Elite Home Health Care

Caregiver

Direct Care - Brooklyn - Brooklyn, NY - Part Time to Full Time

HOME HEALTH AIDE

POSITION SUMMARY
A Home Health Aide is an individual, who provides personal care, home management and other
related home health supportive services in order for the individual to continue living in their
home environment when there are disruptions due to illness, disability, social disadvantage or
other problems on the home. The HHA provides care in accordance with the DOH matrix:
permissible and Non-permissible Activities: HHA Services.

QUALIFICATIONS:
Successful completion of New York State Department of Health approved Home Health Aide
training program as demonstrated by a valid Home Health Aide Certificate.
  • Ability to speak, read and write in English sufficiently to understand and interpret the HHA Plan of Care
  • Document care provided on the HHA Time and Activity report and able to call agency to report change and /or issues related to the patient and /or 911 in case of emergency.
  • Ability to add and subtract two-digit numbers and multiply and divide with 10’s and 100’s.
  • Ability to perform these operations using units of American money and weight measurement, volume and distance.
  • Holds a valid Home Health Aide Certificate.
  • Ability to apply common sense understanding to carry out simple one or two step instructions.
  • Ability to deal with standardized situations with only occasional or no variables.
SPECIFIC DUTIES AND RESPONSIBILITIES
  • Preparing and serving normal/therapeutic diets. Assisting patient with eating and monitors intake; measure intake and output
  • Assisting with bathing of patient – in bed, tub and shower.
  • Assisting with grooming, care of hair, including shampoo, shaving with electric razor only, and ordinary care of nails – this means soaking and filing nails.
  • Assisting with care of teeth and mouth.
  • Assisting patient on and off bedpan, commode and toilet.
  • Assisting patient in transferring from bed to chair, wheelchair and in walking with or without devices.
  • Assisting patient with dressing.
  • Assisting patient with self-administered, oral medications that have been ordered by the medical practitioner.
  • Taking temperature, pulse and respiration as directed.
  • Use of special equipment i.e. Hoyer lift.
  • Assisted as instructed with a home exercise program including passive range of motion, turning and positioning.
  • Reporting any change in patient’s mental and physical condition or home situation to the nurse.
  • Making and changing bed/linens.
  • Dusting and vacuuming the rooms the patient uses.
  • Tidying bedroom and bathroom
  • Patient’s personal laundry: this may include necessary ironing and mending
  • Provides a supportive environment and ongoing reality orientation to confused patients using appropriate interpersonal behavioral techniques.
  • Assists with self-administered medications.
  • Reinforce sterile dressing.
  • Empty urinary or colostomy bag and cleanse catheter insertion site.
  • Administer special skin care as directed.
  • Collect stool, sputum and urine specimens using appropriate techniques.

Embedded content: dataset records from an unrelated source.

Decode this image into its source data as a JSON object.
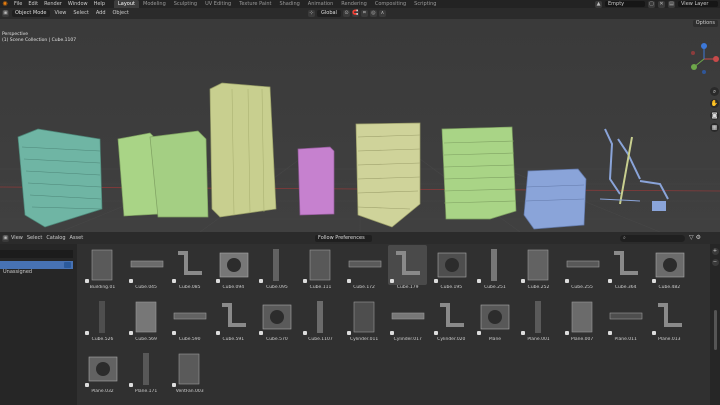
{
  "topbar": {
    "menus": [
      "File",
      "Edit",
      "Render",
      "Window",
      "Help"
    ],
    "workspaces": [
      "Layout",
      "Modeling",
      "Sculpting",
      "UV Editing",
      "Texture Paint",
      "Shading",
      "Animation",
      "Rendering",
      "Compositing",
      "Scripting"
    ],
    "active_workspace": "Layout",
    "scene": "Empty",
    "view_layer": "View Layer"
  },
  "viewport_header": {
    "mode": "Object Mode",
    "menus": [
      "View",
      "Select",
      "Add",
      "Object"
    ],
    "orientation": "Global",
    "options": "Options"
  },
  "viewport": {
    "view_name": "Perspective",
    "collection_info": "(1) Scene Collection | Cube.1107"
  },
  "asset_browser": {
    "menus": [
      "View",
      "Select",
      "Catalog",
      "Asset"
    ],
    "import_method": "Follow Preferences",
    "search_placeholder": "",
    "library_selected": "",
    "unassigned_label": "Unassigned",
    "assets": [
      "Building.01",
      "Cube.045",
      "Cube.085",
      "Cube.094",
      "Cube.095",
      "Cube.111",
      "Cube.172",
      "Cube.179",
      "Cube.195",
      "Cube.251",
      "Cube.252",
      "Cube.255",
      "Cube.364",
      "Cube.482",
      "Cube.526",
      "Cube.569",
      "Cube.590",
      "Cube.591",
      "Cube.570",
      "Cube.1107",
      "Cylinder.011",
      "Cylinder.017",
      "Cylinder.020",
      "Plane",
      "Plane.001",
      "Plane.007",
      "Plane.011",
      "Plane.013",
      "Plane.032",
      "Plane.171",
      "VentFan.003"
    ],
    "highlighted_asset": "Cube.179"
  },
  "colors": {
    "teal": "#6fb5a4",
    "green": "#a9d486",
    "khaki": "#c8cf8f",
    "pink": "#c681cf",
    "blue": "#8aa4d9",
    "selection": "#4772b3",
    "accent": "#e87d0d"
  }
}
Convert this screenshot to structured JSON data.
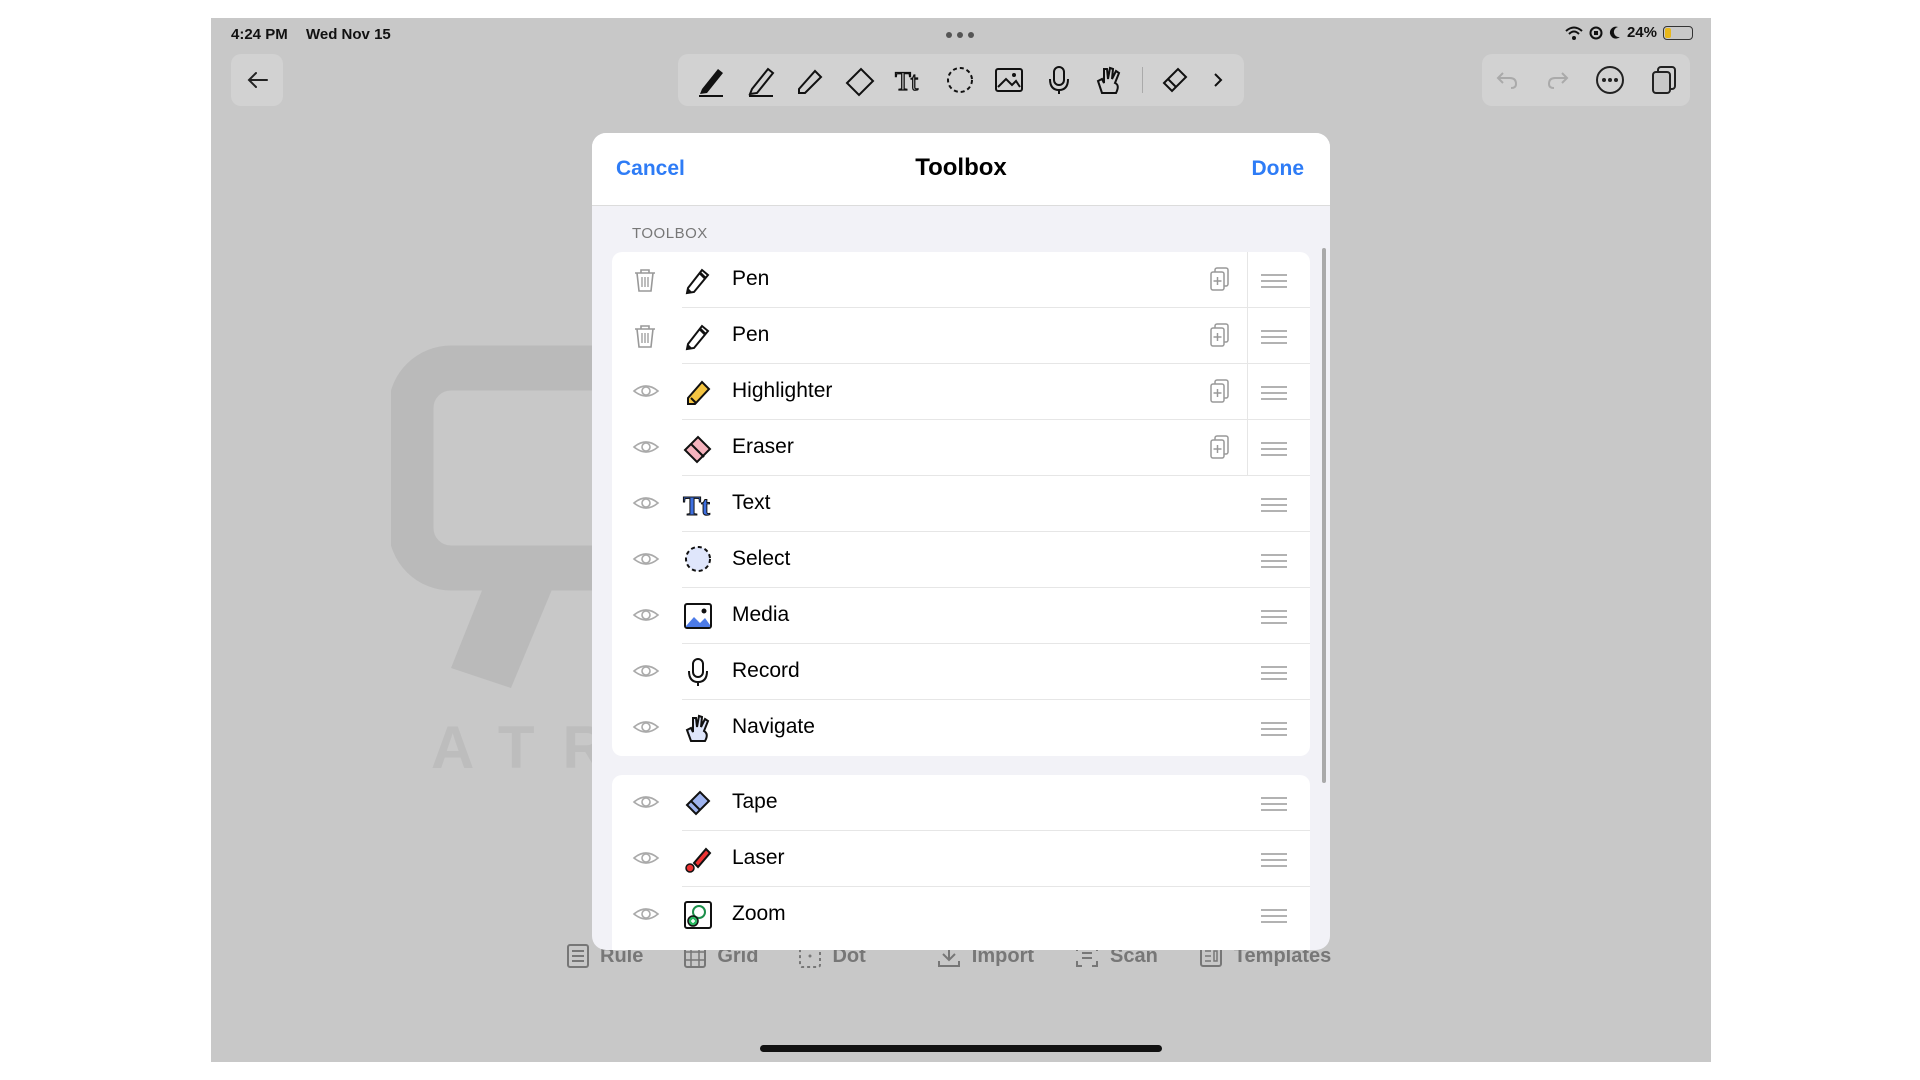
{
  "status_bar": {
    "time": "4:24 PM",
    "date": "Wed Nov 15",
    "battery": "24%",
    "battery_level": 0.24
  },
  "toolbar": {
    "back_icon": "arrow-left-icon",
    "tools": [
      "pen-icon",
      "pen-icon",
      "highlighter-icon",
      "eraser-icon",
      "text-icon",
      "lasso-icon",
      "image-icon",
      "microphone-icon",
      "hand-icon",
      "tape-icon",
      "chevron-right-icon"
    ],
    "right_actions": [
      "undo-icon",
      "redo-icon",
      "more-icon",
      "pages-icon"
    ]
  },
  "background": {
    "watermark": "ATRO ACADEMY",
    "bottom_items": [
      "Rule",
      "Grid",
      "Dot",
      "Import",
      "Scan",
      "Templates"
    ]
  },
  "modal": {
    "cancel": "Cancel",
    "title": "Toolbox",
    "done": "Done",
    "section": "TOOLBOX",
    "items": [
      {
        "label": "Pen",
        "icon": "pen-icon"
      },
      {
        "label": "Pen",
        "icon": "pen-icon"
      },
      {
        "label": "Highlighter",
        "icon": "highlighter-icon"
      },
      {
        "label": "Eraser",
        "icon": "eraser-icon"
      },
      {
        "label": "Text",
        "icon": "text-icon"
      },
      {
        "label": "Select",
        "icon": "lasso-icon"
      },
      {
        "label": "Media",
        "icon": "image-icon"
      },
      {
        "label": "Record",
        "icon": "microphone-icon"
      },
      {
        "label": "Navigate",
        "icon": "hand-icon"
      }
    ],
    "extra_items": [
      {
        "label": "Tape",
        "icon": "tape-icon"
      },
      {
        "label": "Laser",
        "icon": "laser-icon"
      },
      {
        "label": "Zoom",
        "icon": "zoom-icon"
      }
    ]
  },
  "colors": {
    "accent": "#2e7cf6",
    "dim": "#c8c8c8",
    "sheet": "#f2f2f7"
  }
}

FUNCTIONS PERMISSIBLE FOR HOME HEALTH AIDES UNDER SPECIAL CIRCUMSTANCES:
If no family member is present or capable of providing care for a specific patient, the nurse
may with the approval of the physician, teach and closely supervise the Aide in the following
procedures:
  • Change of colostomy bag
  • Reinforce dressing and change simple non-sterile dressing.
  • With the use of devices geared to disability to aid in daily living.
  • Help patient with prescribed exercise which the Home Health Aide has been taught by appropriate professional personnel.
  • Apply prescribed ice cap or ice collar.
  • Perform simple urine test for sugar, acetone or albumen and record results.
  • Perform functions allowable as per: NYS DOH Approved Scope of Practice.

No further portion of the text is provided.